Look at your competition’s overall web presence. Not just rankings, but social content and engagement as well. Social media consumes a lot of time, but it pays dividends. More than ever, customers are looking to engage with brands. If your competitors are there and you’re not, they are winning the hearts and minds of would-be customers.

5) Competitor’s Depth of Marketing Investment

Online marketing investment comes in many forms: Paid ads, social engagement, content publishing, organic optimization, etc. You can learn a lot about your competition by seeing how much they are doing in each of these areas. A weak competitor will be difficult to find, which is an opportunity for you. But any competitor that is showing significant investment in all these areas will prove to be stiff competition indeed.

Factor #3: The Two Ways Your Success Is Influenced (or Hindered)

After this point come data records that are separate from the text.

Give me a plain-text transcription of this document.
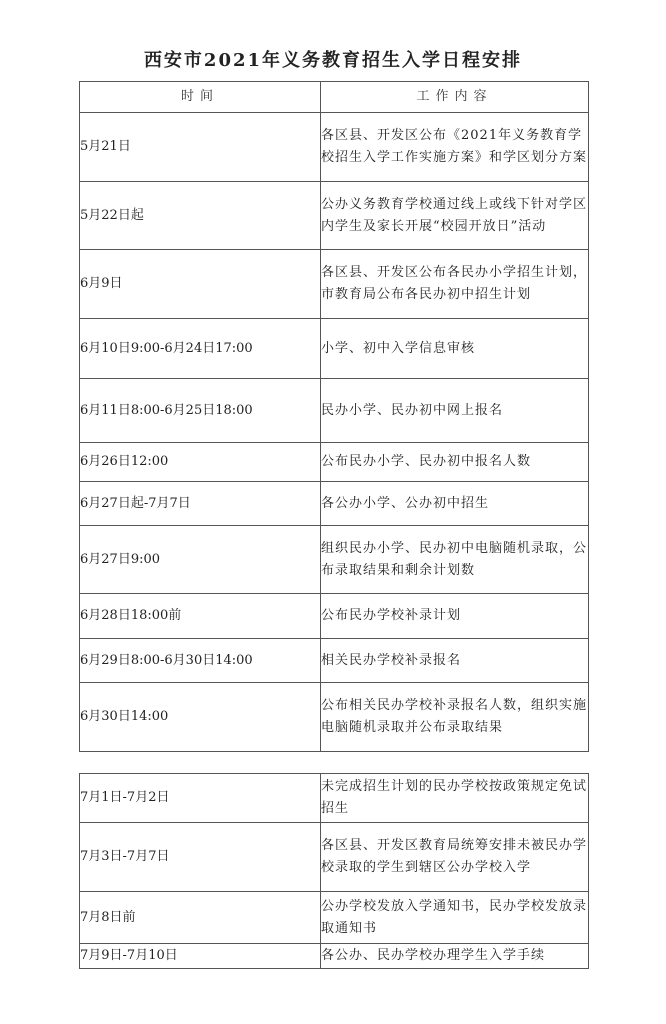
西安市2021年义务教育招生入学日程安排
时间	工作内容
5月21日	各区县、开发区公布《2021年义务教育学校招生入学工作实施方案》和学区划分方案
5月22日起	公办义务教育学校通过线上或线下针对学区内学生及家长开展“校园开放日”活动
6月9日	各区县、开发区公布各民办小学招生计划，市教育局公布各民办初中招生计划
6月10日9:00-6月24日17:00	小学、初中入学信息审核
6月11日8:00-6月25日18:00	民办小学、民办初中网上报名
6月26日12:00	公布民办小学、民办初中报名人数
6月27日起-7月7日	各公办小学、公办初中招生
6月27日9:00	组织民办小学、民办初中电脑随机录取，公布录取结果和剩余计划数
6月28日18:00前	公布民办学校补录计划
6月29日8:00-6月30日14:00	相关民办学校补录报名
6月30日14:00	公布相关民办学校补录报名人数，组织实施电脑随机录取并公布录取结果
7月1日-7月2日	未完成招生计划的民办学校按政策规定免试招生
7月3日-7月7日	各区县、开发区教育局统筹安排未被民办学校录取的学生到辖区公办学校入学
7月8日前	公办学校发放入学通知书，民办学校发放录取通知书
7月9日-7月10日	各公办、民办学校办理学生入学手续
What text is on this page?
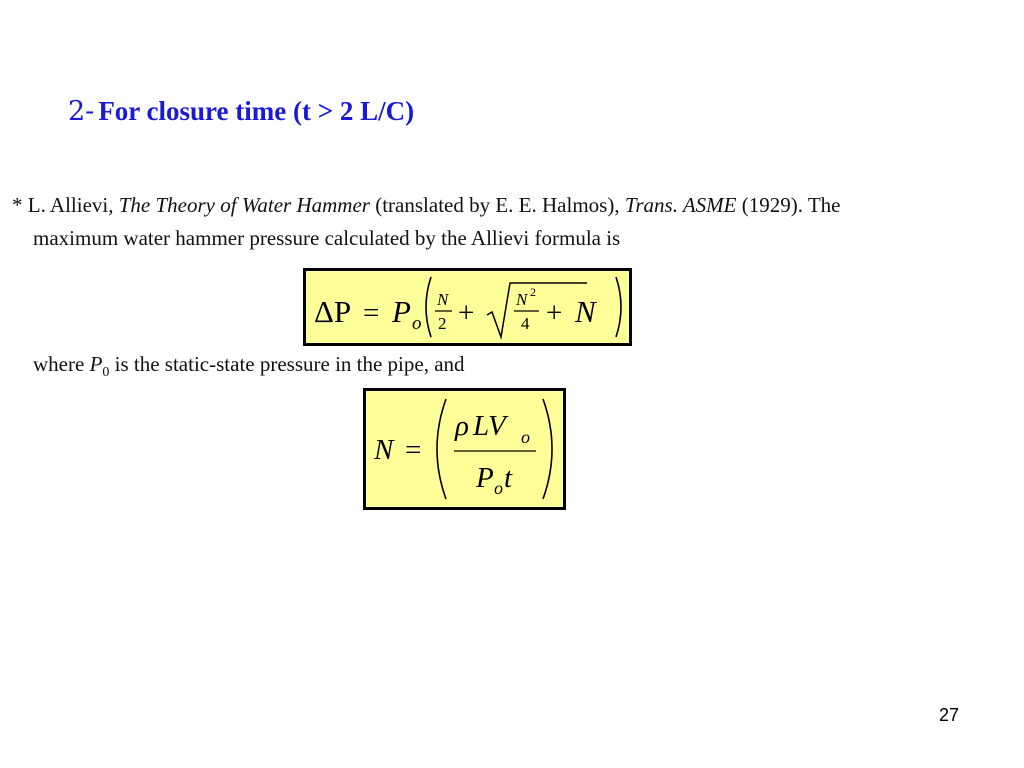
2- For closure time (t > 2 L/C)
* L. Allievi, The Theory of Water Hammer (translated by E. E. Halmos), Trans. ASME (1929). The
maximum water hammer pressure calculated by the Allievi formula is
ΔP = P o
N
2 + N 2
4 + N
where $P_0$ is the static-state pressure in the pipe, and
N =
ρ LV o
P o t
27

how competitors influence success


1) The Level of Your Success

Unless a competitor flames out, you will never overcome them by doing less. That doesn’t mean working harder, but it does mean working smarter. And that very well may require working harder.

You don’t need to match everything a competitor does point for point. But you do need an effective strategy that takes these factors into consideration. Even if you catch their pace strategically, that will only keep you from losing ground. If you want to gain ground, you have to match and beat them at their own game.

2) The Immediacy of Your Success

Working harder and smarter than your competition doesn’t mean you’ll overtake them immediately. Or anytime soon, for that matter. It all depends on how long they’ve been in the race before you started, and how much better you are doing at your online marketing than they are.

If you’re barely doing more, or barely doing better, it’s going to take a while to catch up. It could be years. But the more in you invest in online marketing (and I don’t just mean dollars; I mean a smart strategy as well) the less time it will take to catch up. But again, how much time depends on how far ahead they are.

Every good digital marketing strategy should be taking all of these factors into consideration. And then there needs to be some communication with the higher-ups to ensure everyone is on the same page, defining what success looks like and when it can be expected.


As they say, failing to plan is planning to fail. Failure to build a strategy that considers your competition will ultimately lead to a failing web marketing strategy overall. Web marketing is a race that can be won. You just have to know what it takes to win it.